Renée Estée is a New York based painter originally from Melbourne, Australia. Her large-scale narrative paintings are often influenced by literature and poetry. In the painting, The Send Off, she references the poem “White Owl Flies Into and Out of the Field” by Mary Oliver, exploring the themes of death, life, and renewal. Estée is a current Hunter College MFA candidate (projected graduation 2022) with a focus on painting and recipient of the Hunter College Summer Scholarship and Stanton Grant. Renée graduated from the Victorian College of the Arts, University of Melbourne, with her Bachelor of Fine Arts (Painting) in 2015 and Bachelor of Fine Arts (Honors), in 2016, graduating with First Class Honors.

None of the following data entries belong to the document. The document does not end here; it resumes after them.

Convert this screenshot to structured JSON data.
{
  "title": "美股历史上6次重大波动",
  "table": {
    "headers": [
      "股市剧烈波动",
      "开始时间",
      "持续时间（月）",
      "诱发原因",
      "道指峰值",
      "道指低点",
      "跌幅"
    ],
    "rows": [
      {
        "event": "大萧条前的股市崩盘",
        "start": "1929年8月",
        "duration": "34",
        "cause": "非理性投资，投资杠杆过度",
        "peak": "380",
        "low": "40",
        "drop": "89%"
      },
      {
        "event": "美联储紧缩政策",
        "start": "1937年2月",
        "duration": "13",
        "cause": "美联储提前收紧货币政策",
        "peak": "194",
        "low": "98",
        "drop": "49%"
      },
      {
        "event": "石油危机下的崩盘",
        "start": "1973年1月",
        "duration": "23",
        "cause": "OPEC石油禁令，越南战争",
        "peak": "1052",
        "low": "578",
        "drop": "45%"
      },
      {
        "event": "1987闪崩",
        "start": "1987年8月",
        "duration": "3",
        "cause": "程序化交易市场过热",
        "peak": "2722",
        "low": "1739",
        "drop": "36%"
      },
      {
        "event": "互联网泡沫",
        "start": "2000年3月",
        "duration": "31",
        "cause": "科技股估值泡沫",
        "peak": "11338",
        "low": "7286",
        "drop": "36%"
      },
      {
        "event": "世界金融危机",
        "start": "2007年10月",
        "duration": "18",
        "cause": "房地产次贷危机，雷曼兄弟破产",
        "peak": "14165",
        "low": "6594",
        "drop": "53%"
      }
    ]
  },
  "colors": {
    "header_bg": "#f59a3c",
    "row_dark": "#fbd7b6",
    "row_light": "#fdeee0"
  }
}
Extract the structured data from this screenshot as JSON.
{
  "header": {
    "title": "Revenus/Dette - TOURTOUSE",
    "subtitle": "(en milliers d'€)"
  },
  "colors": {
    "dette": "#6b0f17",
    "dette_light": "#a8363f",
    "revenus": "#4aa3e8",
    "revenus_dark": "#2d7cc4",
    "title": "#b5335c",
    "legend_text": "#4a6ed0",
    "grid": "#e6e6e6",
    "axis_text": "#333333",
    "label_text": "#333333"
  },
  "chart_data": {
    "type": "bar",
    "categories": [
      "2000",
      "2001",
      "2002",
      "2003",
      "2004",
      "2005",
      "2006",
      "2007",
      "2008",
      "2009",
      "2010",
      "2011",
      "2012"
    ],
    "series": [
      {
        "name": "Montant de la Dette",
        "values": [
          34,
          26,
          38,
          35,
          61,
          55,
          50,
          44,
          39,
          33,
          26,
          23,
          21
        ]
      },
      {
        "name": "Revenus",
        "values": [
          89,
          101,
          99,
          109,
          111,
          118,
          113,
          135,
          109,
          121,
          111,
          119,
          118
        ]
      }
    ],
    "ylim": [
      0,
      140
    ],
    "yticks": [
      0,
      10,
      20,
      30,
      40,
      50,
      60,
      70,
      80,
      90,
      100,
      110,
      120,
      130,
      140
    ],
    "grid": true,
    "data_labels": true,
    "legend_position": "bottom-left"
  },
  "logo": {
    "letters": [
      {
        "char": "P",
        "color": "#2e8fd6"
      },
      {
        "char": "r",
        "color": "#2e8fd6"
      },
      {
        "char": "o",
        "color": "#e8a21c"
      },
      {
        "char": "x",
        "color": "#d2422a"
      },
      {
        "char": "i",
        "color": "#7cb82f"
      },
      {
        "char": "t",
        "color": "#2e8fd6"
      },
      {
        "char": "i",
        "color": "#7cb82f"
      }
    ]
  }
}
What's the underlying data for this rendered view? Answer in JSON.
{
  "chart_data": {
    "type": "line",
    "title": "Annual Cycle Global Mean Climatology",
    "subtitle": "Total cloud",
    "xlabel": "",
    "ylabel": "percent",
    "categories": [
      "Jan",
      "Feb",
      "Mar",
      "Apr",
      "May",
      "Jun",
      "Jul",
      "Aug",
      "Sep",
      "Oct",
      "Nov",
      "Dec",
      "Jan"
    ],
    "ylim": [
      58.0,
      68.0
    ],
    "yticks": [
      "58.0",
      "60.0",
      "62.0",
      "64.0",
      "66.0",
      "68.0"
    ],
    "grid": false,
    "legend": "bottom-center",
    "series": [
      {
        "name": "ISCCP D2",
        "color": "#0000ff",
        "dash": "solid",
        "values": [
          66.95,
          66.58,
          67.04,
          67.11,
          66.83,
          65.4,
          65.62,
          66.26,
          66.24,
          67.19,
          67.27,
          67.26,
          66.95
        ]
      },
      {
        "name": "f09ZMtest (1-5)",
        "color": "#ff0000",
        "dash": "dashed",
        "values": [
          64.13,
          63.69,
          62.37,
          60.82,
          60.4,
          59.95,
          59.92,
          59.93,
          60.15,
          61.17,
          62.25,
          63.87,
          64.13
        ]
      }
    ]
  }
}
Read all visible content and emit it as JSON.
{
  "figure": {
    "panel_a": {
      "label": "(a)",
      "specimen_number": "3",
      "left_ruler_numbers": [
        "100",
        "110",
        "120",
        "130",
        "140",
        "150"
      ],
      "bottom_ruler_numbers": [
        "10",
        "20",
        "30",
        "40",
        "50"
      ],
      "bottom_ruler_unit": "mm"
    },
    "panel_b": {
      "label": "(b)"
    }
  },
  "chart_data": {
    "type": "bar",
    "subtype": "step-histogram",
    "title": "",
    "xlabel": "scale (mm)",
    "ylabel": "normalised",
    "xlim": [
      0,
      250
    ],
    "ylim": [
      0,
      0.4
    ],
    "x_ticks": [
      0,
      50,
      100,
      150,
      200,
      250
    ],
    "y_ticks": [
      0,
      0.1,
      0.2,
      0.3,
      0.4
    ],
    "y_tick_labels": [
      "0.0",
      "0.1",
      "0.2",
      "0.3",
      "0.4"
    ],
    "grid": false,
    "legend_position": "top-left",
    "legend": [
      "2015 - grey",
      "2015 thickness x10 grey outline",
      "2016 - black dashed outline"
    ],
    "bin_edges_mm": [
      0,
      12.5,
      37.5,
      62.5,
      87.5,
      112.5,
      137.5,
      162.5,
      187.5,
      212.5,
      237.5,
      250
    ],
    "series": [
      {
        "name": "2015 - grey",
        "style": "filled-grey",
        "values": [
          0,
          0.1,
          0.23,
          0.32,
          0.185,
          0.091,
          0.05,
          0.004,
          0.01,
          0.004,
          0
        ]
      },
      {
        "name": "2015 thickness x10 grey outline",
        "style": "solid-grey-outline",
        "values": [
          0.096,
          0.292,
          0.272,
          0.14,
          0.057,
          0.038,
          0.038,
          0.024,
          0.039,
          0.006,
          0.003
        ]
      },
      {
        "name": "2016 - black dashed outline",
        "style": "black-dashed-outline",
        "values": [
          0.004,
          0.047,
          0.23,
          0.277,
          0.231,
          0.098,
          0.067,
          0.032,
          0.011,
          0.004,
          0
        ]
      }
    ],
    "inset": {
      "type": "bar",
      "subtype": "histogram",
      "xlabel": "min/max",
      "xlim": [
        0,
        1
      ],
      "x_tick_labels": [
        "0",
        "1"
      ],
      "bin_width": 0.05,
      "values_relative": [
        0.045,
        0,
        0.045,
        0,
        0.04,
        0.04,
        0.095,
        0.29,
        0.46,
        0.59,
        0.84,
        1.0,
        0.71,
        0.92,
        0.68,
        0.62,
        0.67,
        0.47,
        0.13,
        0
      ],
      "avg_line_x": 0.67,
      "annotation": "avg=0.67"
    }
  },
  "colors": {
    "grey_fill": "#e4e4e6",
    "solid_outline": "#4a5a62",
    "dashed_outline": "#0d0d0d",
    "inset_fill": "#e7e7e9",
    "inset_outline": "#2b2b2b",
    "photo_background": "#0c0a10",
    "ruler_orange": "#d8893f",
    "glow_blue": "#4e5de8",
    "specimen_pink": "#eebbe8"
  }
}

Madhini Nirmal is an artist based in Seattle from Chennai, South India. Her paintings and monotypes depict scenes populated with anthropomorphic animals that explore mankind’s concepts of power, caste, class, and ecology. Through her use of dynamic compositions and vivid color palettes, Nirmal addresses human systems run by power and privilege with an eye that is both playful and incisive. Nirmal received an MFA in Studio Art from Hunter College and a Bachelor of Visual Arts: Painting from Stella Maris College in Chennai India.
So Ye Oh is a New York based artist who works with fabric and textiles. Through hand-painted fabrics and soft sculptures, she examines notions of comfort and security, recalling memories of childhood through objects such as blankets, cushions, and plush figures. She specifically looks at childhood through the complex relationship between mother and child as well as the yearning for stability when facing adulthood in a constantly changing world. She received her MFA in Painting and Drawing from the Pratt Institute in 2020 and a BA in Art & Design, BA in Psychology, Minor in Japanese (Asian Language and Culture) from the University of Michigan in 2016.
Lauryn Welch is a New York City based artist and a longtime resident of the Monadnock Region in New Hampshire. Her paintings depict both figurative and landscape subject matter, focusing heavily on naturally recurring patterns. She explores the ways in which colors and motifs found on the body can interact with one’s surrounding environment. She studied painting at the Rhode Island School of Design, and received her BFA at SUNY Purchase College in 2015.
Lizzie Zelter portrays interior space and domestic objects in disorientating ways. Interested in questions of rootedness and displacement, she aims to decontextualize the familiar. Her paintings morph scale and perspective, disguise everyday forms, and play with reflections and light sources. Lizzie is currently a first-year MFA Painting candidate at Columbia University.